Imagine three lists of foods.
- List A: the most unquestionably healthy, wholesome and nutritious choices. If you stuck to only these foods and just ate them until you were satisfied, you probably wouldn't go too far wrong in terms of total energy intake and you'd have an abundance of vitamins and minerals and other good stuff too.
- List B: more normal sort of food choices. Not full blown health nut level of virtuous "clean eating", but a reasonable variety of reasonably healthy choices.
- List C: the "now you're just taking the piss, you can't possibly be serious" list.
I feel like it is not so prevalent lately and hopefully will be even less so as this year continues, but in the past there has been this ideal out there that a certain type of person is better than other people, and that's why they look so good and are in good shape. Being an extra active, outdoorsy type who only eat from that A List of most nutritious foods.
Now nothing against those people, don't get me wrong. They're out there living their lives, doing the things they're enthusiastic about, and more power to them for it.

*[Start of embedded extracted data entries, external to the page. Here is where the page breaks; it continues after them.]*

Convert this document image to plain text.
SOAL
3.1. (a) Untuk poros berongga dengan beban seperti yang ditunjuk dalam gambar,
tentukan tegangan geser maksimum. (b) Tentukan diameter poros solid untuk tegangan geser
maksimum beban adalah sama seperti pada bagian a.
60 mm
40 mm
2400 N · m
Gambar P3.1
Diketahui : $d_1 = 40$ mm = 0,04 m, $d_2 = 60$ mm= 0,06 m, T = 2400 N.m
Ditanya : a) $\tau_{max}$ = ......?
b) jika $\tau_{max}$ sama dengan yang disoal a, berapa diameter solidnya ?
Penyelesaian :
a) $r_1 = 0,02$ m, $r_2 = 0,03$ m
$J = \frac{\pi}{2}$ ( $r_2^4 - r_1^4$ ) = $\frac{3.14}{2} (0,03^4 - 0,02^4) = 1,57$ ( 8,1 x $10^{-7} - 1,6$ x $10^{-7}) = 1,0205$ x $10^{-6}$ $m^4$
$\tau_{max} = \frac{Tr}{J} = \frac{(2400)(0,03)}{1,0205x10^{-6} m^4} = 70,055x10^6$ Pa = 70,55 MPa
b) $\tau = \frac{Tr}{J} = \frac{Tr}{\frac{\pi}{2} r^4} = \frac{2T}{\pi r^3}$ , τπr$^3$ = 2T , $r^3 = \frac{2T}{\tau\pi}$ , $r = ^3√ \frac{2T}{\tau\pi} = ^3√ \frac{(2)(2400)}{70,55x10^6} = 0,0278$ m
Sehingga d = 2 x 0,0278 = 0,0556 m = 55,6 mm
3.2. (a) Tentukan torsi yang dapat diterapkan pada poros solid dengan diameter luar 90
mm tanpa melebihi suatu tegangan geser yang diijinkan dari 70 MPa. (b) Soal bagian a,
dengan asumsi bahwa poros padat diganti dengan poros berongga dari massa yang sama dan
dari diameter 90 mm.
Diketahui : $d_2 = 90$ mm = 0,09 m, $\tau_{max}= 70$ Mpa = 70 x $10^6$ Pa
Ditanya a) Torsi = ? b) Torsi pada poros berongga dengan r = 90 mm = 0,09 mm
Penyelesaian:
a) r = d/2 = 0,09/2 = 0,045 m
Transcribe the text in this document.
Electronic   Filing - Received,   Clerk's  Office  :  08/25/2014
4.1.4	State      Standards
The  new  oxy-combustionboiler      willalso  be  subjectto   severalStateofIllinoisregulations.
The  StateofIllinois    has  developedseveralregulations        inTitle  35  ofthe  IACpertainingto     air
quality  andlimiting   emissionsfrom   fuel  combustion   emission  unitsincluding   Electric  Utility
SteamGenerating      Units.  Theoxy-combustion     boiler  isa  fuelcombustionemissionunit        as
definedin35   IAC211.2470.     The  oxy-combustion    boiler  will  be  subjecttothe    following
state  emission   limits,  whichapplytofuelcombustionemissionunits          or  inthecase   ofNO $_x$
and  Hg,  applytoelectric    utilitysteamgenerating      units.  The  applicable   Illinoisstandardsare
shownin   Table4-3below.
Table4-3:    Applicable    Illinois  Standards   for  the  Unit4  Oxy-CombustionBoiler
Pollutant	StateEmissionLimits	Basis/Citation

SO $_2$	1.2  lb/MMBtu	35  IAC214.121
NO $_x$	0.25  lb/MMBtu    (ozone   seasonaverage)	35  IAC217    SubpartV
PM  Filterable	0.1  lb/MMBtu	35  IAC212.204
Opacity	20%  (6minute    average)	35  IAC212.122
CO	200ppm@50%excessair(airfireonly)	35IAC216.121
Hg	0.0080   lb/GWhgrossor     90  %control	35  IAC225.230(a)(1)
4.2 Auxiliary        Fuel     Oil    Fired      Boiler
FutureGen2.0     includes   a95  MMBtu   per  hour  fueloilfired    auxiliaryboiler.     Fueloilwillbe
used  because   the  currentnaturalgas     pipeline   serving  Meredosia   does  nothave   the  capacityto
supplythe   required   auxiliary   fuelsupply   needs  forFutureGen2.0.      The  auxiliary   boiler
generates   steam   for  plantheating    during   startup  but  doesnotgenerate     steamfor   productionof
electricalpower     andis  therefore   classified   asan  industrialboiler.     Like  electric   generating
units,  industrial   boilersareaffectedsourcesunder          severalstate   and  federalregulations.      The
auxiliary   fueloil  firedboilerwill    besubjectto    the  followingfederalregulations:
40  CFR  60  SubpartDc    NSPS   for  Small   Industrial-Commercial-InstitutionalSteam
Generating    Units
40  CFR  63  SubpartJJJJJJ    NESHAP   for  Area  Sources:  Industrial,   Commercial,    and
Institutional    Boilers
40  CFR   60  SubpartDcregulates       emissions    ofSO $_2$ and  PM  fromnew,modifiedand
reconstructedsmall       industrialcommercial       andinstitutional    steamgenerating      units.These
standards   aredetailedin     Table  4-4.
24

But they're not better than someone who'd rather curl up with a good book under a blanket, for example. They're in shape because they have an active lifestyle, and an appropriate energy intake... not because they're better, more virtuous people than someone who's more of an indoorsy person with less exemplary food choices.
That's important to point out, because along with that ideal came this kind of warped notion that people are in shape because of the some "moral" association with those food choices. And then, depending on who you are unfortunate enough to be influenced by, that "List A" becomes shorter and shorter, and god forbid you ever slip up and have something from "List B" instead. A while back in certain circles it was to the extent that you basically had a very, very short "List A" and then everything else that exists is "List C".
"Fruit? You gotta be taking the piss. What about the sugar?"
That sort of thing. It got beyond ridiculous. If you've followed my blogs for a while you'll know already, I considered it the active promotion of orthorexia nervosa and I declared war on it a few years back.
Let's move on though and look at List C, and while it is already the "you must be taking the piss" list, let's really take the piss and say not only is it OK to include some of these foods from time to time, we're going to ONLY eat these foods.
Could it be done? If you set out to prove a point that total energy intake is what matters in maintaining a suitable weight range, and that regardless of food choices health markers will be improved as weight becomes less excessive, could you do it?
Well, a couple of people already have.
- Man loses 56 pounds after eating only McDonald's for six months.
- Twinkie diet helps nutrition professor lose 27 pounds.
Now, not that I am saying for a minute that this is the recommended course of action, but my point stands. You most certainly can lose weight via a plan to meet appropriate total intake from what ever choices of foods best suit you, and while we're at it let's mention whatever meal schedule best suits you, as well.
If you're able to mostly eat from whatever you feel would come under List A, that's awesome. If you have a plan to meet your requirements from List B; that is just as effective, you will not ruin your health, and you will still deserve success just as much as any one else as well. Even if you include some from List C, within a plan for appropriate intake to meet your requirements you will still deserve success and be successful.